Alas, the kids don’t know shit.
Like every innovation, eliminating friction has a cost. In my case, it was somewhat meta: I took this approach so seriously that I turned into the classic “man with a hammer” – I thought every problem could be solved through the lens of friction-reduction/elimination2.
I realized friction could be reduced at the margins, and sure, it was convenient, but it was…marginal; it was a means to an end; it was a feature, not a foundation. Immediately jumping to friction-reduction-land was not in any semblance a way to view things by first principles. In fact, friction cuts both ways.
Jumping ahead to the present day, phones and apps have gotten so “good” that the topics du jour are no longer how convenient Amazon Prime is, or how fun it is to use Snapchat cat-ear filters, but much darker ones like Big Tech’s influence on rising rates of teen depression, echo-chamber driven political divisiveness and AI existentialism.
The elimination of friction is not the sole reason for all this darkness, but it’s no doubt a catalyst. As is the case with every technology, once the toothpaste is out of the tube, it’s not going back in. We’re stuck with streamlined, addictive digital services. The once whimsical “information highway” has no speed limit or traffic laws.
Modern consumer tech, that initial portal to zero-friction utopia, sheds light on the fact that the inverse of friction-elimination – ie, friction – can be a powerful tool. There are all kinds of real world examples where friction is intentionally built-in, both for positive and negative reasons.
Friction is a double edged sword. Its reduction, or elimination, can be useful for convenience and efficiency; unchecked, it can lead to adverse consequences. Furthermore, friction is a marginal phenomenon. It is a factor to consider when designing a system, not its foundational feature.
A year ago, floating through the universe of human intelligence that is the internet, I stumbled upon a beautiful image. I don’t know where I saw it; I just remember liking it (actually liking it, not clicking a button to signal that I liked it), snipping a copy and emailing it to myself. What the hell did people do back in the day when they read an article in the paper, and wanted to keep it for future reference?
If there is a single takeaway from this essay, it’s that we need to understand the nature of friction. Friction is everywhere; sometimes buried, sometimes intentional, sometimes in the perfect dosage to optimize flow.
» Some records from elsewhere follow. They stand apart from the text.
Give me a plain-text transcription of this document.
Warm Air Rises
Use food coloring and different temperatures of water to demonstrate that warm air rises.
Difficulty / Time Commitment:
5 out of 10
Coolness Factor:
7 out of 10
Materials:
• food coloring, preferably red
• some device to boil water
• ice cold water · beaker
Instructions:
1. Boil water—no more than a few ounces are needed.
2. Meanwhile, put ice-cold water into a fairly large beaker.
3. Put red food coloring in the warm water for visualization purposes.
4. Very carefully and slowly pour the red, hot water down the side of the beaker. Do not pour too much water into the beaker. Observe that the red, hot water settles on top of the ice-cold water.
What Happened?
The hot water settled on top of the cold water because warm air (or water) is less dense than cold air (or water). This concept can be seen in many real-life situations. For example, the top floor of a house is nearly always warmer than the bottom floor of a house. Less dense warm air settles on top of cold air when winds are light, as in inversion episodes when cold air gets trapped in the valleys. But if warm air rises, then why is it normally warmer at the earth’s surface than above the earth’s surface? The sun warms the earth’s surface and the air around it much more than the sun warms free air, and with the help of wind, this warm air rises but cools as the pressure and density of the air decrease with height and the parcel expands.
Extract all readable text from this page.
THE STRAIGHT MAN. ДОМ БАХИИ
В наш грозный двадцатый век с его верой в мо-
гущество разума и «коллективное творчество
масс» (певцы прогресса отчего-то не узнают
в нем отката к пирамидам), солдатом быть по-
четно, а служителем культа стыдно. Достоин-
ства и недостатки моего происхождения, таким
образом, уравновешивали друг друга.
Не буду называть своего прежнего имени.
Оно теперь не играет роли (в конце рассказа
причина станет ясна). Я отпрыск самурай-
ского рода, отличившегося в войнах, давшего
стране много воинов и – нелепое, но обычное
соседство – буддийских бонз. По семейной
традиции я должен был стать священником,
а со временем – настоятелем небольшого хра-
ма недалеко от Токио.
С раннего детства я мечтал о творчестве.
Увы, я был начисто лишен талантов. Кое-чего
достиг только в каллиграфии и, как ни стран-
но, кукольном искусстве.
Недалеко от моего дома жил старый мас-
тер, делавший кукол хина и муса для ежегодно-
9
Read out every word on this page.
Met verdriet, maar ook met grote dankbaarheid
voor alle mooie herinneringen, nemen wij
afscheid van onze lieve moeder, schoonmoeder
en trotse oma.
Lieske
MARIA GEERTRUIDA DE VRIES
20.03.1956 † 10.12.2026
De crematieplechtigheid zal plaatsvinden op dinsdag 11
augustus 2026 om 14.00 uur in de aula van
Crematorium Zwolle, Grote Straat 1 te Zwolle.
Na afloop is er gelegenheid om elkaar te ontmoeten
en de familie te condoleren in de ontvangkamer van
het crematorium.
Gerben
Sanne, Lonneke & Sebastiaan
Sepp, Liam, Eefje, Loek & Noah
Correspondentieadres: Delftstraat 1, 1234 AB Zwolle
The amount of friction baked into the products and services of the future will have deep consequences on technology and culture. It’s tempting to embrace the overarching design principles of our generation’s best products — to make things seamless.
But not all things are meant to be seamless. In fact, most important, human things require time, attention and effort. This is why there’s no point of automating family time or having a robot pet.
Sometimes stones are there for good reason.
Since an early age, I hated having too many things in my pockets and carrying objects like a camera around with me – perhaps the earliest seedlings of a predisposition to friction-elimination.
I don’t believe in zodiac symbolz and Mercury’s retrograde and crystals and such things, but it’s funny that right around this time of my life someone’s spouse at a work holiday party told me all about “Saturn’s return”, which takes 29 years and “explains” why a lot of people have a really crappy stretch in their late 20s – because that’s when Saturn returns to its original place in the sky from your birth. Of course, this is ridiculous as a means of explanation, and these people are probably the single most egregious offenders of the man-with-a-hammer fallacy. But I would be lying if I said I didn’t ask myself some questions when I suffered a herniated disc as a 28 year old…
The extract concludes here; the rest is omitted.